The first American photographer to feature in the Venice Biennale, photographer Diane Arbus is best known for her sympathetic portraits of extravagant social outsiders. Her artistic career, cut short by suicide in 1971, has been the subject of a plethora of publications and films.
Read MoreArbus was born in New York City. She came from a wealthy Jewish family who owned Russeks, a department store on Fifth Avenue.
Arbus began working in commercial photography in the mid-1940s and later opened a studio with her then-husband Allan Arbus. The fashion photography they created together was commissioned by leading fashion magazines such as Harper's Bazaar and Vogue.
By 1957, Arbus was dissatisfied with the constraints of commercial photography and left their business to study under photographers Berenice Abbott and Lisette Model, as well as with the highly influential graphic designer Alexey Brodovitch.
Diane Arbus' photography presents sincere images of prostitutes, cross-dressers, circus sideshows, the mentally challenged, and other fringe characters, as well as darkly toned images of families, children, and American socialites.
Arbus' own work was first published by Esquire in 1960, in a photo essay that captured aspects of New York nightlife, which she called The Vertical Journey: Six Movements of a Moment Within the Heart of the City. Included in this selection of images were people from all strata of society, from a socialite attending a Grand Opera Ball benefit to a 'Jungle creep', a street performer who put on shows with other 'freaks' in Times Square.

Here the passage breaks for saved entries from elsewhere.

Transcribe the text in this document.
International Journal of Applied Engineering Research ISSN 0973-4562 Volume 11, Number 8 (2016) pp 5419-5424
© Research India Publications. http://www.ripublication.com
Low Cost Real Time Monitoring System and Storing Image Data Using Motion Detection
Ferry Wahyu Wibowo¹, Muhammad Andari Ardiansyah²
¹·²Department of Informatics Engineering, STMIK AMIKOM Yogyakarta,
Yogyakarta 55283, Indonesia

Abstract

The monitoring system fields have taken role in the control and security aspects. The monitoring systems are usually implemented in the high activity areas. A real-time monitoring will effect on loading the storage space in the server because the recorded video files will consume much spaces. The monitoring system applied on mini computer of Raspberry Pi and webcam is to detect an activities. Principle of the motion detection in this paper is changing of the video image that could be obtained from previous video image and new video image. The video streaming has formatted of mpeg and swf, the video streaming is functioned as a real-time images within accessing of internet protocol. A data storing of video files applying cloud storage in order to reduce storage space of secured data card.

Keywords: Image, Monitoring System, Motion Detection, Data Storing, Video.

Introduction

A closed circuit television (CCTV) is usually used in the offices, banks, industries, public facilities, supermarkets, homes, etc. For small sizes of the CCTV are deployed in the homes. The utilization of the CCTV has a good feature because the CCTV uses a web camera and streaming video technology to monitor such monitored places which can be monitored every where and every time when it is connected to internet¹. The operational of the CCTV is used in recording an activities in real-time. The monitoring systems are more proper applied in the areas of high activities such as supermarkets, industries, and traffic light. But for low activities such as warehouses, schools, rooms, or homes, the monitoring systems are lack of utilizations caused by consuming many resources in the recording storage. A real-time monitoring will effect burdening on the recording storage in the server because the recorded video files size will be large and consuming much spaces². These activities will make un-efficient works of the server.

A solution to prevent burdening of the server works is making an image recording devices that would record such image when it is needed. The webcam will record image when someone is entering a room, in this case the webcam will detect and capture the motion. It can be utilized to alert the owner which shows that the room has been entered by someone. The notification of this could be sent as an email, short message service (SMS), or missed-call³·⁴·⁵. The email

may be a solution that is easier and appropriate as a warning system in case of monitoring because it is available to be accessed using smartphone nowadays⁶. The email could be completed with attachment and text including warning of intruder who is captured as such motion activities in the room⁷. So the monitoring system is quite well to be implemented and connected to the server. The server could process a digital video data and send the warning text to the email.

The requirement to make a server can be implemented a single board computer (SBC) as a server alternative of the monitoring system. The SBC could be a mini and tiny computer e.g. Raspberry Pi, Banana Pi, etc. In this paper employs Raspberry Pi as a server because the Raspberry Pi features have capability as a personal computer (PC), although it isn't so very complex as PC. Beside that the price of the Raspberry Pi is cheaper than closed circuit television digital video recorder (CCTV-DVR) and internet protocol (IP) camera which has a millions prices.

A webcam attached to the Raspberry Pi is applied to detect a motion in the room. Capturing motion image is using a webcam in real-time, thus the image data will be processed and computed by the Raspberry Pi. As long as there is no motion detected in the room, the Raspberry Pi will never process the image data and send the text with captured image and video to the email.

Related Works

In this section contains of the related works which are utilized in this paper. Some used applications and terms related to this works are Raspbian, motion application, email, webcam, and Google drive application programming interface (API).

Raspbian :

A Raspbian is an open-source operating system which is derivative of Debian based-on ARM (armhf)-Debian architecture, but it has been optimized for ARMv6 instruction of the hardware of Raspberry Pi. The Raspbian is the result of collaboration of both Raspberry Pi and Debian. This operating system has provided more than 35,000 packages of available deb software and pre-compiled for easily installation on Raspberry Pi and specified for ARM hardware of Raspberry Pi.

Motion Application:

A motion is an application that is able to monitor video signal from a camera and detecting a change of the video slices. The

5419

Arbus subsequently became the art director of Harper's Bazaar in 1961. That year, the magazine also published six of her portraits in an editorial titled 'The Full Circle'. In both magazine series, Arbus accompanies the photos with text telling the stories of these characters. Establishing strong personal connections with her subjects, Arbus distinguished herself from the norm of distance that defined documentary photography at the time.
In the early 1960s, Arbus moved from using a 35mm camera to a medium-format Rolleiflex camera with a flashgun. This marked a major development in her style and vision, which was characterised by a directness and fascination with people on the outskirts of society. This resulted in startling portraits of people considered in 1960s America to be freaks or outcasts, often taken very close up. Much of her photography was taken on the streets or in the parks of New York.

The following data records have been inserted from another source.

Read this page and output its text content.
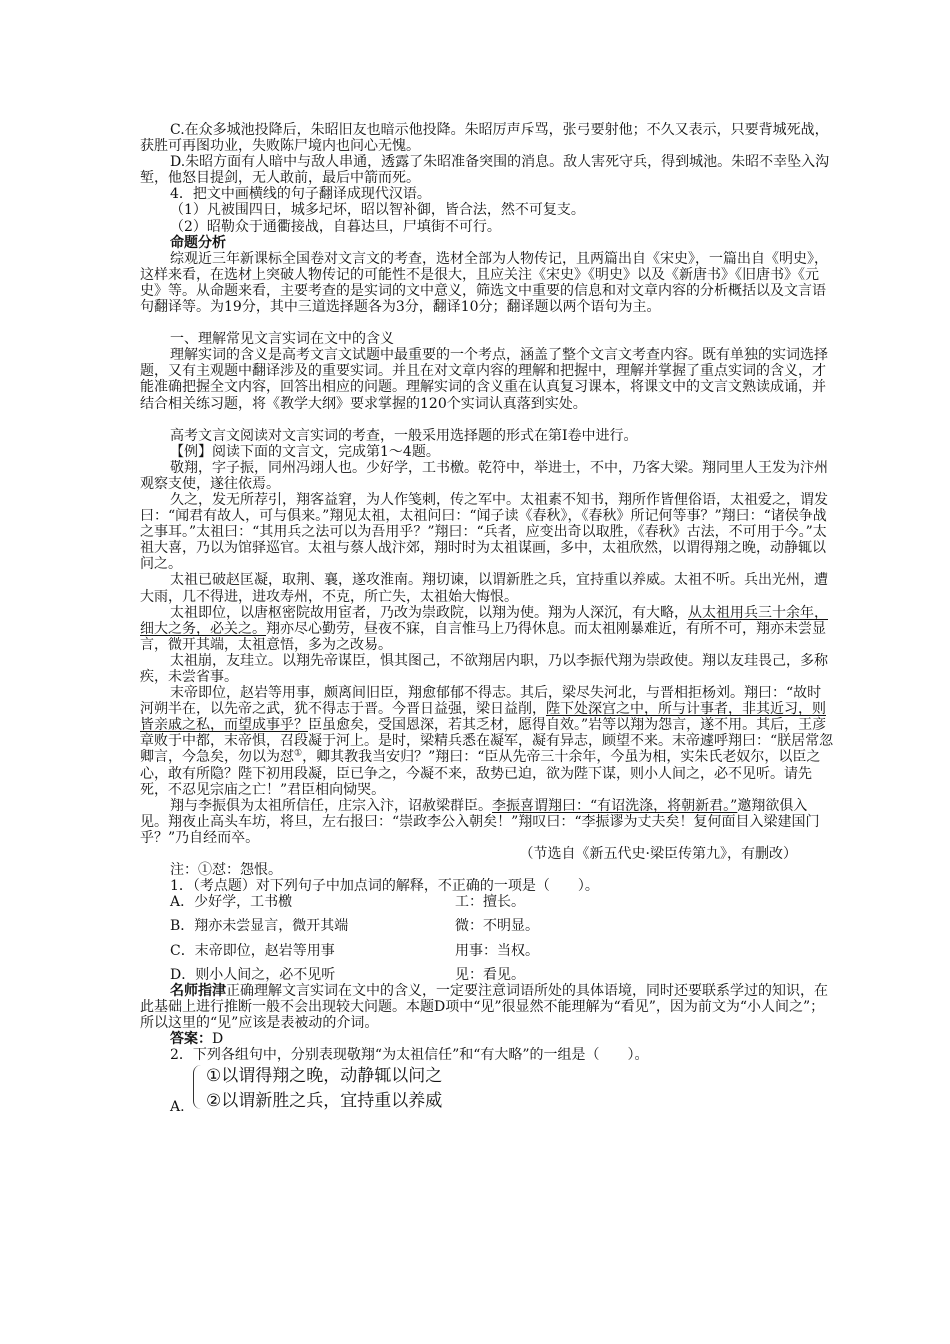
C.在众多城池投降后，朱昭旧友也暗示他投降。朱昭厉声斥骂，张弓要射他；不久又表示，只要背城死战，获胜可再图功业，失败陈尸境内也问心无愧。

D.朱昭方面有人暗中与敌人串通，透露了朱昭准备突围的消息。敌人害死守兵，得到城池。朱昭不幸坠入沟堑，他怒目提剑，无人敢前，最后中箭而死。

4．把文中画横线的句子翻译成现代汉语。

（1）凡被围四日，城多圮坏，昭以智补御，皆合法，然不可复支。

（2）昭勒众于通衢接战，自暮达旦，尸填街不可行。

命题分析

综观近三年新课标全国卷对文言文的考查，选材全部为人物传记，且两篇出自《宋史》，一篇出自《明史》，这样来看，在选材上突破人物传记的可能性不是很大，且应关注《宋史》《明史》以及《新唐书》《旧唐书》《元史》等。从命题来看，主要考查的是实词的文中意义，筛选文中重要的信息和对文章内容的分析概括以及文言语句翻译等。为19分，其中三道选择题各为3分，翻译10分；翻译题以两个语句为主。

一、理解常见文言实词在文中的含义

理解实词的含义是高考文言文试题中最重要的一个考点，涵盖了整个文言文考查内容。既有单独的实词选择题，又有主观题中翻译涉及的重要实词。并且在对文章内容的理解和把握中，理解并掌握了重点实词的含义，才能准确把握全文内容，回答出相应的问题。理解实词的含义重在认真复习课本，将课文中的文言文熟读成诵，并结合相关练习题，将《教学大纲》要求掌握的120个实词认真落到实处。

高考文言文阅读对文言实词的考查，一般采用选择题的形式在第Ⅰ卷中进行。

【例】阅读下面的文言文，完成第1～4题。

敬翔，字子振，同州冯翊人也。少好学，工书檄。乾符中，举进士，不中，乃客大梁。翔同里人王发为汴州观察支使，遂往依焉。

久之，发无所荐引，翔客益窘，为人作笺刺，传之军中。太祖素不知书，翔所作皆俚俗语，太祖爱之，谓发曰：“闻君有故人，可与俱来。”翔见太祖，太祖问曰：“闻子读《春秋》，《春秋》所记何等事？”翔曰：“诸侯争战之事耳。”太祖曰：“其用兵之法可以为吾用乎？”翔曰：“兵者，应变出奇以取胜，《春秋》古法，不可用于今。”太祖大喜，乃以为馆驿巡官。太祖与蔡人战汴郊，翔时时为太祖谋画，多中，太祖欣然，以谓得翔之晚，动静辄以问之。

太祖已破赵匡凝，取荆、襄，遂攻淮南。翔切谏，以谓新胜之兵，宜持重以养威。太祖不听。兵出光州，遭大雨，几不得进，进攻寿州，不克，所亡失，太祖始大悔恨。

太祖即位，以唐枢密院故用宦者，乃改为崇政院，以翔为使。翔为人深沉，有大略，从太祖用兵三十余年，细大之务，必关之。翔亦尽心勤劳，昼夜不寐，自言惟马上乃得休息。而太祖刚暴难近，有所不可，翔亦未尝显言，微开其端，太祖意悟，多为之改易。

太祖崩，友珪立。以翔先帝谋臣，惧其图己，不欲翔居内职，乃以李振代翔为崇政使。翔以友珪畏己，多称疾，未尝省事。

末帝即位，赵岩等用事，颇离间旧臣，翔愈郁郁不得志。其后，梁尽失河北，与晋相拒杨刘。翔曰：“故时河朔半在，以先帝之武，犹不得志于晋。今晋日益强，梁日益削，陛下处深宫之中，所与计事者，非其近习，则皆亲戚之私，而望成事乎？臣虽愈矣，受国恩深，若其乏材，愿得自效。”岩等以翔为怨言，遂不用。其后，王彦章败于中都，末帝惧，召段凝于河上。是时，梁精兵悉在凝军，凝有异志，顾望不来。末帝遽呼翔曰：“朕居常忽卿言，今急矣，勿以为怼①，卿其教我当安归？”翔曰：“臣从先帝三十余年，今虽为相，实朱氏老奴尔，以臣之心，敢有所隐？陛下初用段凝，臣已争之，今凝不来，敌势已迫，欲为陛下谋，则小人间之，必不见听。请先死，不忍见宗庙之亡！”君臣相向恸哭。

翔与李振俱为太祖所信任，庄宗入汴，诏赦梁群臣。李振喜谓翔曰：“有诏洗涤，将朝新君。”邀翔欲俱入见。翔夜止高头车坊，将旦，左右报曰：“崇政李公入朝矣！”翔叹曰：“李振谬为丈夫矣！复何面目入梁建国门乎？”乃自经而卒。

（节选自《新五代史·梁臣传第九》，有删改）

注：①怼：怨恨。

1．（考点题）对下列句子中加点词的解释，不正确的一项是（　　）。

A．少好学，工书檄	工：擅长。
B．翔亦未尝显言，微开其端	微：不明显。
C．末帝即位，赵岩等用事	用事：当权。
D．则小人间之，必不见听	见：看见。

名师指津正确理解文言实词在文中的含义，一定要注意词语所处的具体语境，同时还要联系学过的知识，在此基础上进行推断一般不会出现较大问题。本题D项中“见”很显然不能理解为“看见”，因为前文为“小人间之”；所以这里的“见”应该是表被动的介词。

答案：D

2．下列各组句中，分别表现敬翔“为太祖信任”和“有大略”的一组是（　　）。

A.
①以谓得翔之晚，动静辄以问之
②以谓新胜之兵，宜持重以养威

In 1967, Arbus, who had already twice received the John Simon Guggenheim Fellowship in 1963 and 1966, famously exhibited in the New Documents exhibition at The Museum of Modern Art, New York. One of only three photographers to do so, her 32 works attracted significant attention from the press, including Newsweek and The New York Times.
Among the subjects of these images are families from the suburbs, individuals off the street of New York, couples, children—including several twins—cross-dressers, nudists, circus acts, and celebrities. All presented in stark black-and-white, the images paint a picture of American post-war society across all levels of social standing.
Arbus' photographs from the last years of her life were a culmination of her interest in eccentricity, anomalous identity, and groups on the fringes of society. Her 'Untitled' series (1970–71) centres around a home for developmentally disabled adults in Vineland, New Jersey. The photographs are taken outdoors with the subjects in moments of enjoyment, roaming freely in natural surrounds under grey skies instead of being portrayed as hemmed in by institutional walls.
Diane Arbus has been the subject of both solo exhibition and group exhibitions in galleries and institutions internationally.
Solo exhibitions include Diane Arbus: Photographs, 1956–1971, Art Gallery of Ontario, Toronto (2020); Diane Arbus: A Box of Ten Photographs, Smithsonian American Art Museum, Washington, D.C. (2018); Diane Arbus: In the Beginning, The Met Breuer, New York (2016); Diane Arbus Retrospective, Jeu de Paume, Paris (2011); Diane Arbus, Revelations, Victoria & Albert Museum, London (2005); Nineteen Faces, Fraenkel Gallery, San Francisco (1989); Diane Arbus, Museum of Modern Art (MoMA) (1972); Diane Arbus: Retrospective, Seibu Museum, Tokyo (1973).
Group exhibitions include PROOF: Photography in the Era of the Contact Sheet, Cleveland Museum of Art (2020); Pictures by Women: A History of Modern Photography, MoMA, New York (2010); Picturing New York, La Casa Encendida, Madrid (2009); Pictures of the Real World, Le Consortium, Dijon (1994); The Art of Photography 1839–1989, Royal Academy of Arts, London (1989); Mirrors & Windows: American Photography since 1960, MoMA, New York (1978); Women of Photography, San Francisco Museum of Art (1975); New Documents, MoMA, New York, (1967).
Prints of Arbus' photographs often fetch several hundred thousand dollars at auction. Her highest grossing work is the ten-part series of prints 'A box of ten photographs' (1970), which went for US $792,500 at Christie's in 2018, closely followed by the 1966–1969 gelatin silver print of Identical Twins (1966), which sold for US $732,500 at Christie's that same year.